Le soleil se tient deux fois par jour au même angle bas, et une image fixe avoue rarement de quel bout de la journée elle vient.
Géométriquement, les deux heures sont presque jumelles. Un jour donné, le soleil franchit l’horizon sous le même angle le matin et le soir, si bien que la longueur des ombres et la tiédeur de la lumière rasante se répètent presque à l’identique. Les photographes savent depuis longtemps qu’un lever de soleil légendé comme un coucher est rarement corrigé, et la plupart des collections de fonds d’écran mélangent les deux sans que personne s’en aperçoive.
Les indices se trouvent dans l’air plutôt que dans le soleil. Après une nuit claire, le sol s’est refroidi et l’air proche du sol est souvent calme, alors le matin apporte la brume dans les vallées, la rosée sur l’herbe et des lacs assez lisses pour tenir un reflet. Le soir arrive après une journée de chaleur, de vent et de circulation qui soulèvent poussière et brume sèche, ce qui explique en partie pourquoi les ciels de couchant virent plus souvent à l’orange profond et au rouge, tandis que l’aube paraît plus pâle et un peu plus nette. Restent les petits indices : des réverbères encore allumés, des routes vides, une couche de givre que personne n’a encore traversée.

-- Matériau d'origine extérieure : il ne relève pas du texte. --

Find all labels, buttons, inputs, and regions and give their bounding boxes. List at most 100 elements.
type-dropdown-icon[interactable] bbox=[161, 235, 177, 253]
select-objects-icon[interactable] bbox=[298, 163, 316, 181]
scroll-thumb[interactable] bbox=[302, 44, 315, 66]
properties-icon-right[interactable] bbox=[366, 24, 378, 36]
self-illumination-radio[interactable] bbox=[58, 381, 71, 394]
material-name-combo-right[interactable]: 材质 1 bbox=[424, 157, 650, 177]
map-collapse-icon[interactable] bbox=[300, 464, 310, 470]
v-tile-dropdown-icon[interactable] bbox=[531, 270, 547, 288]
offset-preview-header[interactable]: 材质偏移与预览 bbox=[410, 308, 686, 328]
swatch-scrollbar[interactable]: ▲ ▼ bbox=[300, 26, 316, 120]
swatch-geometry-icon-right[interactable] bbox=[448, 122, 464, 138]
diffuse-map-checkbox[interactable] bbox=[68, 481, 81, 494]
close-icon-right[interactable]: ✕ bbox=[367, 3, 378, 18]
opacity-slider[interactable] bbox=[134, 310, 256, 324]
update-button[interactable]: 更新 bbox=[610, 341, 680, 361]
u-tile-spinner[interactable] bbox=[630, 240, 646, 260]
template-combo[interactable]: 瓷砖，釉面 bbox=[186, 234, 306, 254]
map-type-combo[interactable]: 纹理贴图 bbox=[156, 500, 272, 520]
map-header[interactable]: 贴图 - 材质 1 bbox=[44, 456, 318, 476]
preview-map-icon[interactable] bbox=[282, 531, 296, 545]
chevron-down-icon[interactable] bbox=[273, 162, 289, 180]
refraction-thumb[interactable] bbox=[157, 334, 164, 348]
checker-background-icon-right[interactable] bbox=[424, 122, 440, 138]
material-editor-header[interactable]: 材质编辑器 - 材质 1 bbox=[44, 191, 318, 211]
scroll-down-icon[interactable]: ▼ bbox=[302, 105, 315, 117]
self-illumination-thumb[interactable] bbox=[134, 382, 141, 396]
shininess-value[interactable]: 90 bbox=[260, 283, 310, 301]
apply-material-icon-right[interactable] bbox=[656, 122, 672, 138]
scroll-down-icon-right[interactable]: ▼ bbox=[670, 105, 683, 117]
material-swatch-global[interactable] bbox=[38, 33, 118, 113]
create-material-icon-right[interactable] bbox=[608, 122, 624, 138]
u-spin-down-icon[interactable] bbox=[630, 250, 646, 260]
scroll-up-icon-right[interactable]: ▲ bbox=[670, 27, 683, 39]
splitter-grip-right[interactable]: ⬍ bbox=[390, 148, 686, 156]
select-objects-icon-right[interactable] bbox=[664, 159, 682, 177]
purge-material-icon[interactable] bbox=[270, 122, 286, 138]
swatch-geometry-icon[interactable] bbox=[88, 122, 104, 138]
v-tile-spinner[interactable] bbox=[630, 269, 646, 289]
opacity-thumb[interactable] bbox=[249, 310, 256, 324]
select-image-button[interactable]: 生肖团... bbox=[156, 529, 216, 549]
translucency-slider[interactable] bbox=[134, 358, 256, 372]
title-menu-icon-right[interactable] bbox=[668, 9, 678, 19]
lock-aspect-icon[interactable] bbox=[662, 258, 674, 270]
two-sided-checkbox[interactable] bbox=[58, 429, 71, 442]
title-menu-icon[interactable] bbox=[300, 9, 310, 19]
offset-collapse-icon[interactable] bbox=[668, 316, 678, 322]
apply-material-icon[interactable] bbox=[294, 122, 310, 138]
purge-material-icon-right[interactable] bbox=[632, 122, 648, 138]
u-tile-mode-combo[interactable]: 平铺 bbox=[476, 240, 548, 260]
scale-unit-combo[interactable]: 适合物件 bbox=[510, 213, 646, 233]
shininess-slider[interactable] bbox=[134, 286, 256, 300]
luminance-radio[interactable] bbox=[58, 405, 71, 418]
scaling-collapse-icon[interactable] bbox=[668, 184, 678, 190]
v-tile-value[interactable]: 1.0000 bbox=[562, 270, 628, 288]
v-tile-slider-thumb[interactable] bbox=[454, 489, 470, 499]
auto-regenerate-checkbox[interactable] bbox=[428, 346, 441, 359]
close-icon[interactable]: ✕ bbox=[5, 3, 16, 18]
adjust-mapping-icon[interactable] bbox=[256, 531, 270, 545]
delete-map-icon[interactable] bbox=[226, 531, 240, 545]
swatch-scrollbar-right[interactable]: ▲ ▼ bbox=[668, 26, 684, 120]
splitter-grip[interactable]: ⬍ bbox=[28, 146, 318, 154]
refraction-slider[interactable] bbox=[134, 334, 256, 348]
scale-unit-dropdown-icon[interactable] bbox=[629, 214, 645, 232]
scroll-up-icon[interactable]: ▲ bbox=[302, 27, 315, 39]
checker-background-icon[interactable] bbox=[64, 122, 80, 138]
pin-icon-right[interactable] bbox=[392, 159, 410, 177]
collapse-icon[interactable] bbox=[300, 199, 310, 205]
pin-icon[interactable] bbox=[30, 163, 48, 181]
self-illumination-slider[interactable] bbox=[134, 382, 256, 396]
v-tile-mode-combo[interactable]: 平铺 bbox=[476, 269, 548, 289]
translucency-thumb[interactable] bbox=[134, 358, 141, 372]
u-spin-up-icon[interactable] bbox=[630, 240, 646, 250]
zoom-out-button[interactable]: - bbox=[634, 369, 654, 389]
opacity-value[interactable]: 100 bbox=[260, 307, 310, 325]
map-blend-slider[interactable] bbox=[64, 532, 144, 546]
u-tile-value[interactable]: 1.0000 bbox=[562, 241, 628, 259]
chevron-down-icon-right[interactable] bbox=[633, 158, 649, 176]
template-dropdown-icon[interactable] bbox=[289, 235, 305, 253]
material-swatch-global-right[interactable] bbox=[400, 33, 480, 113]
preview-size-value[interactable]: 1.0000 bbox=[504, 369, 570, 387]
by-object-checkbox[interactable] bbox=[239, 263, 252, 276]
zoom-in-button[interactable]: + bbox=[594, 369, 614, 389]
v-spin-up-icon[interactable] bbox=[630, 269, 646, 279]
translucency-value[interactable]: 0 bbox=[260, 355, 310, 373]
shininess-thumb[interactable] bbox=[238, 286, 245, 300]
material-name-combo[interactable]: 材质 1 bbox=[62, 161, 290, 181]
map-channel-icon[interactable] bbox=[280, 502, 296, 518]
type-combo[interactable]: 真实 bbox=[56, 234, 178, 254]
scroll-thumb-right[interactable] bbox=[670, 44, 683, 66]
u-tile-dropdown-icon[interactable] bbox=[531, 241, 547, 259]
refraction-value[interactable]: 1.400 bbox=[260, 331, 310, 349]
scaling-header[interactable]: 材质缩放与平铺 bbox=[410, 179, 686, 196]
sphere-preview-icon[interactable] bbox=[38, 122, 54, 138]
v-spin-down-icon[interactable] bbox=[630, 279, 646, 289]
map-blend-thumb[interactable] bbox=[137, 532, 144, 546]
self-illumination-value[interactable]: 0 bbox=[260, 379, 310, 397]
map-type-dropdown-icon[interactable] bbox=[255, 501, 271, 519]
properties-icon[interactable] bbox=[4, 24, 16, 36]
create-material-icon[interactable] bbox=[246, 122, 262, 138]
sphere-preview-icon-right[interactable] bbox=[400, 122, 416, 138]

Rien de tout cela n’est sûr, et un matin voilé ou un soir lavé par la pluie peuvent inverser entièrement les signes. Que la lumière arrive ou qu’elle s’en aille, c’est le regard qui l’apporte à l’image, et le même cadrage peut sembler un début à huit heures du matin et une fin à dix-huit heures. Pour un écran qu’on ouvre aux deux moments, cette incertitude est peut-être la qualité la plus utile qu’une photographie puisse offrir.